2012 TIFF Romanian Days Award for Best Debut

Assurément singulier et modeste. Construit sur une proposition honnête, parfois trop bien intentionnée, ce qui en fait aussi sa force : sous couvert de banalité, A Dream’s Merchant fait vraiment la différence. Pourtant, son concept a tout pour effrayer. D'une durée de trois heures, il s’agit d’un montage de photographies de voyage. Signé par le jeune cinéaste Bogdan Ilie-Micu, voilà un ovni répondant difficilement à la définition de documentaire et qui, tout en s’en approchant, demeure surtout un journal de voyage ne cédant à aucune concession. Le réalisateur-monteur-producteur, motivé par un profond respect des intentions de son personnage principal et unique, Mihai Barbu, fait fi du moindre obstacle et semble, à l’image du héros, ne pas avoir de limites.

A Dream's Merchant raconte les étapes fondamentales d'un grand aller-retour initié par un jeune roumain en quête de nouveaux paysages. C'est aussi simple que cela : un homme qui, au volant d'une moto ayant déjà bien vécue (affectueusement surnommée Doyle), décide de relier Bucharest à Olan-Bator, avec en tête le rêve des steppes mongoles et les étendues surréalistes du désert de Gobi. 26 000 kilomètres sont ainsi parcourus, ponctués de rencontres incongrues et gravées dans la mémoire de Mihai avec ce grand quelque chose qui les rendra à jamais uniques. Treize pays différents, pour une multitude d'ambiances, scènes et substances, jamais décrites autrement qu'au travers de la sommaire émotion d'être racontées. La grande philosophie de voyage initiatique, ou  le petit existentialisme d'humeur, n'ont pas leur place ici. Fasciné par l'initiative de Mihai, Bogdan Ilie-Micu lui a simplement demandé de commenter les clichés rapportés à l'issue de son périple. Le cinéaste respecte scrupuleusement la règle : ne jamais s'autoriser une intrusion inopportune en lien avec sa propre réflexion artistique, à l'exception, peut-être, de cette citation de Marco Polo venant clôturer le récit avec justesse.
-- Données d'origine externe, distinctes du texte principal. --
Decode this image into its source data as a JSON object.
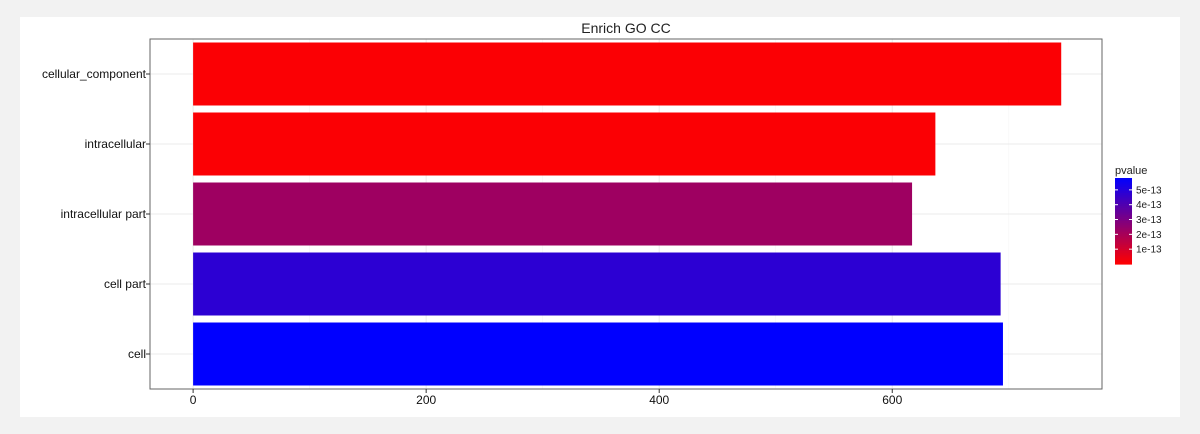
{
  "chart_data": {
    "type": "bar",
    "orientation": "horizontal",
    "title": "Enrich GO CC",
    "xlabel": "",
    "ylabel": "",
    "categories": [
      "cellular_component",
      "intracellular",
      "intracellular part",
      "cell part",
      "cell"
    ],
    "values": [
      745,
      637,
      617,
      693,
      695
    ],
    "pvalues": [
      1e-14,
      1e-14,
      2.2e-13,
      4.8e-13,
      5.8e-13
    ],
    "xlim": [
      -37,
      780
    ],
    "x_ticks": [
      0,
      200,
      400,
      600
    ],
    "x_tick_labels": [
      "0",
      "200",
      "400",
      "600"
    ],
    "grid": true,
    "legend": {
      "title": "pvalue",
      "placement": "right",
      "ticks": [
        5e-13,
        4e-13,
        3e-13,
        2e-13,
        1e-13
      ],
      "tick_labels": [
        "5e-13",
        "4e-13",
        "3e-13",
        "2e-13",
        "1e-13"
      ],
      "range": [
        0,
        5.8e-13
      ],
      "color_low": "#ff0000",
      "color_high": "#0000ff"
    }
  }
}
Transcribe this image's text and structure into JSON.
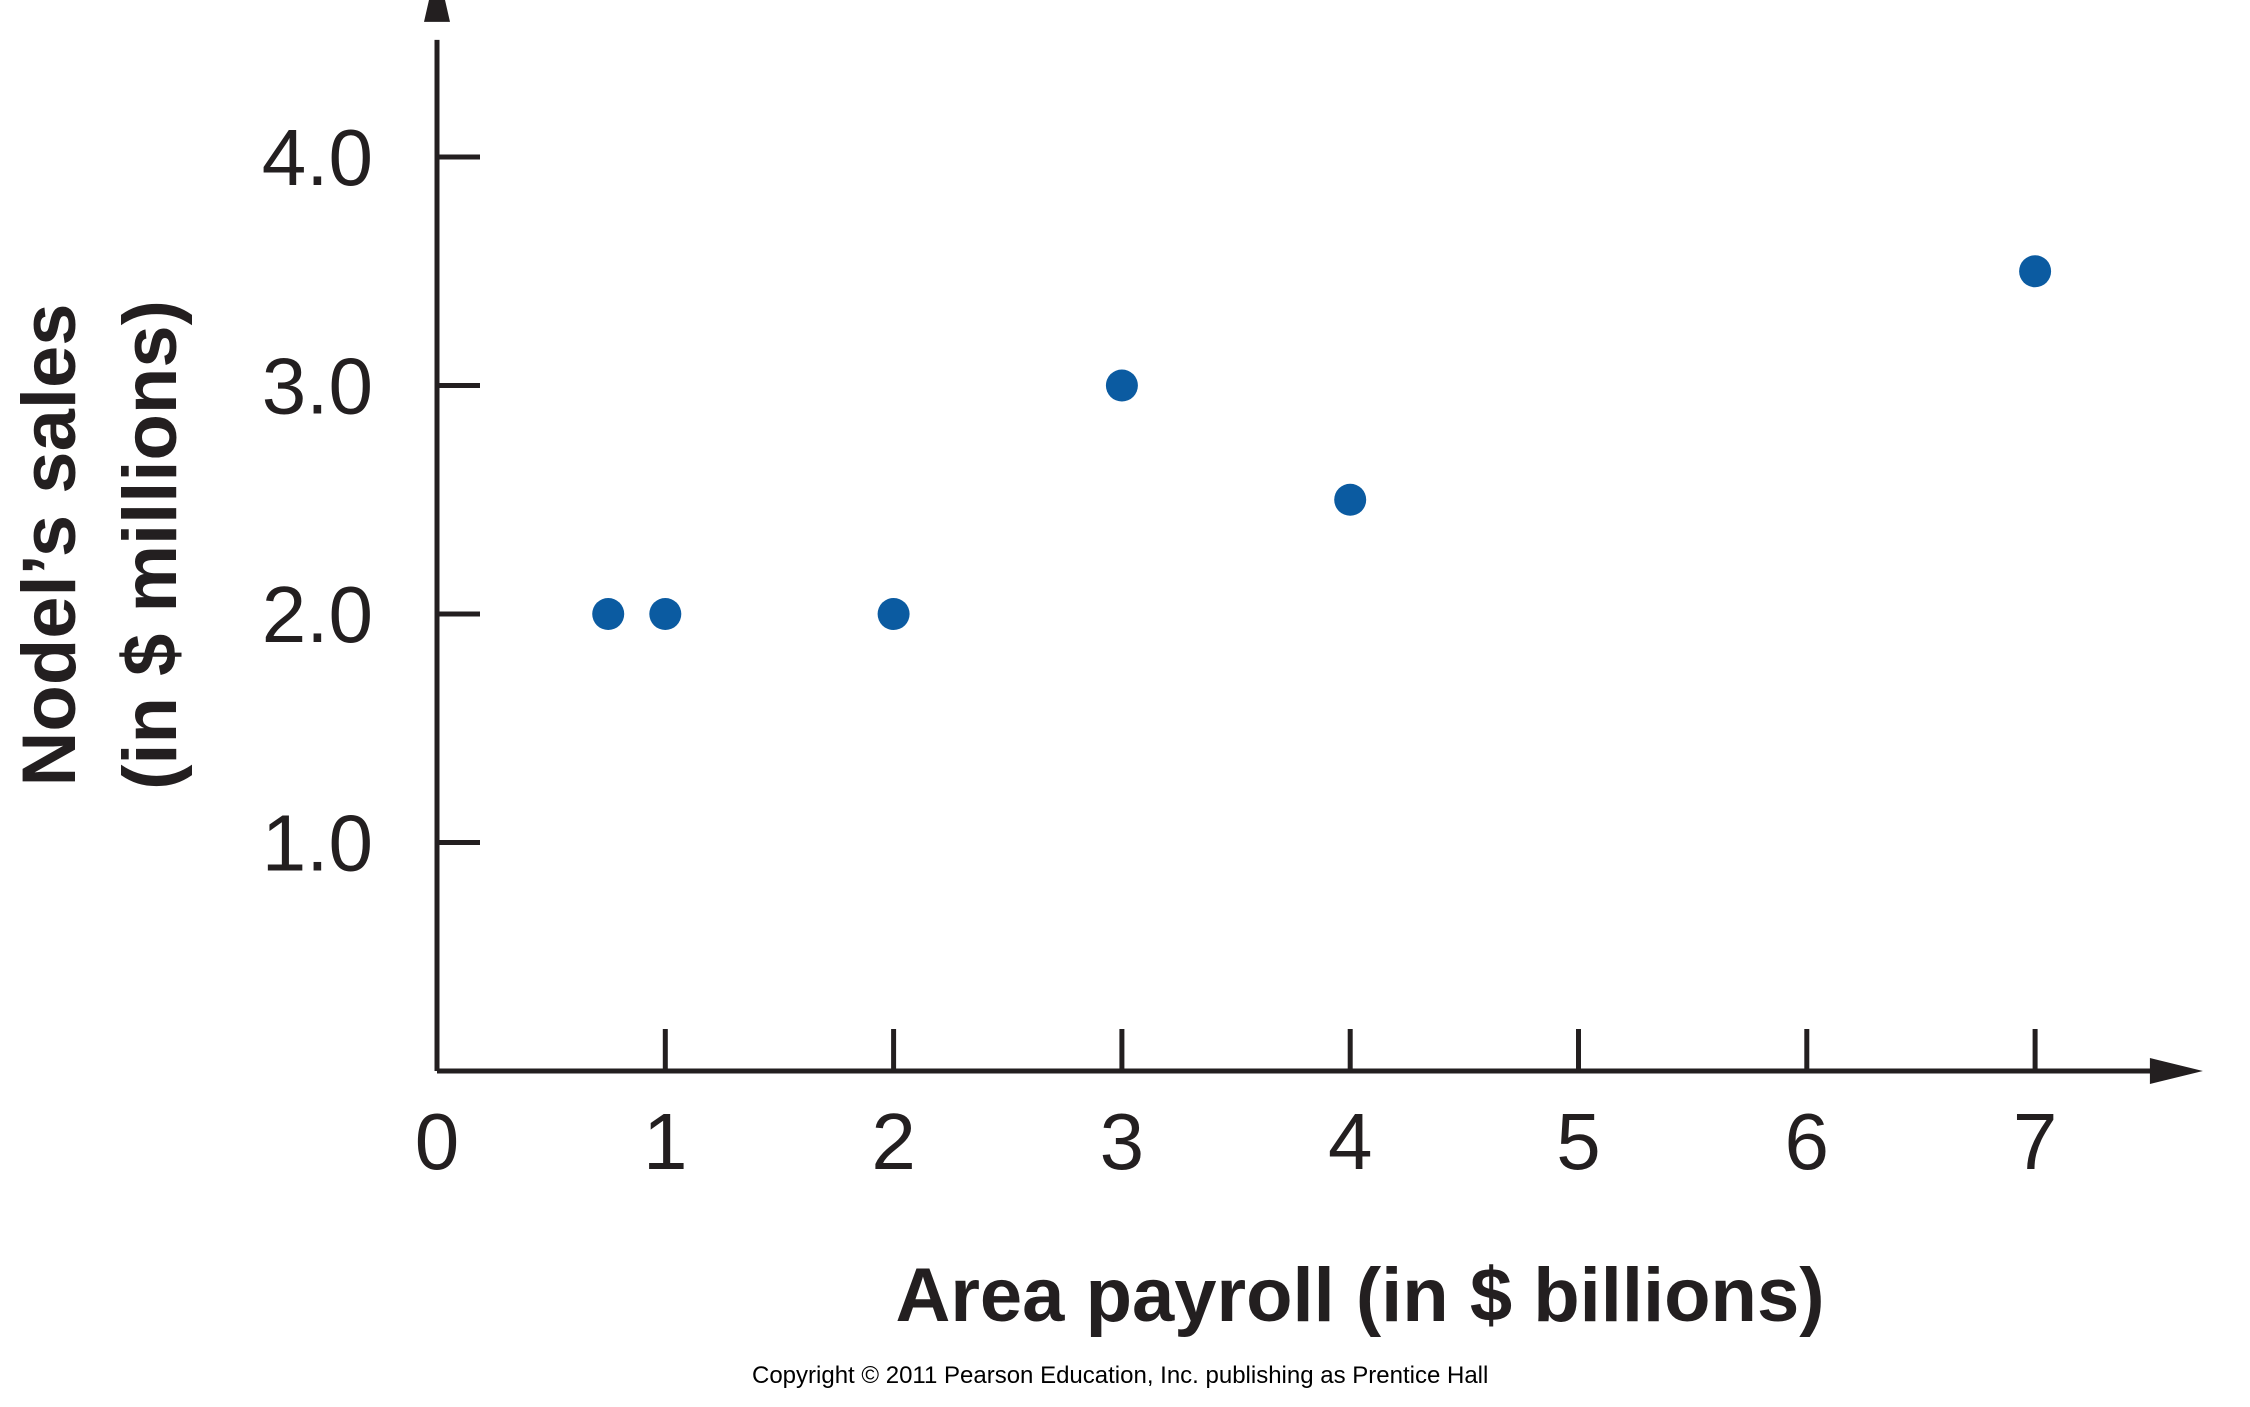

Russes, Kazakhs, Bouriates; éphémères compagnons de route et hôtes d'un soir... C'est un récit à la fois long et qui ne laisse aucune place à l'ennui. Car dès les trente premières minutes, le spectateur se laisse bercer par cet étrange montage Photoshop de la plus modeste réalité. On sent que le travail de sélection a été laborieux et que le film aurait pu ainsi s'étendre à l'infini. Mais ce système qui ne tenait qu'à un fil fait ses preuves. Subsiste alors le souvenir d'émotions vaporeuses et positives récompensé cette année à Cluj par le prix du Meilleur premier long métrage roumain. Constat amer s'il en est un, voilà encore un de ces films qui aura bien du mal à s'imposer en dehors d'un certain milieu festivalier.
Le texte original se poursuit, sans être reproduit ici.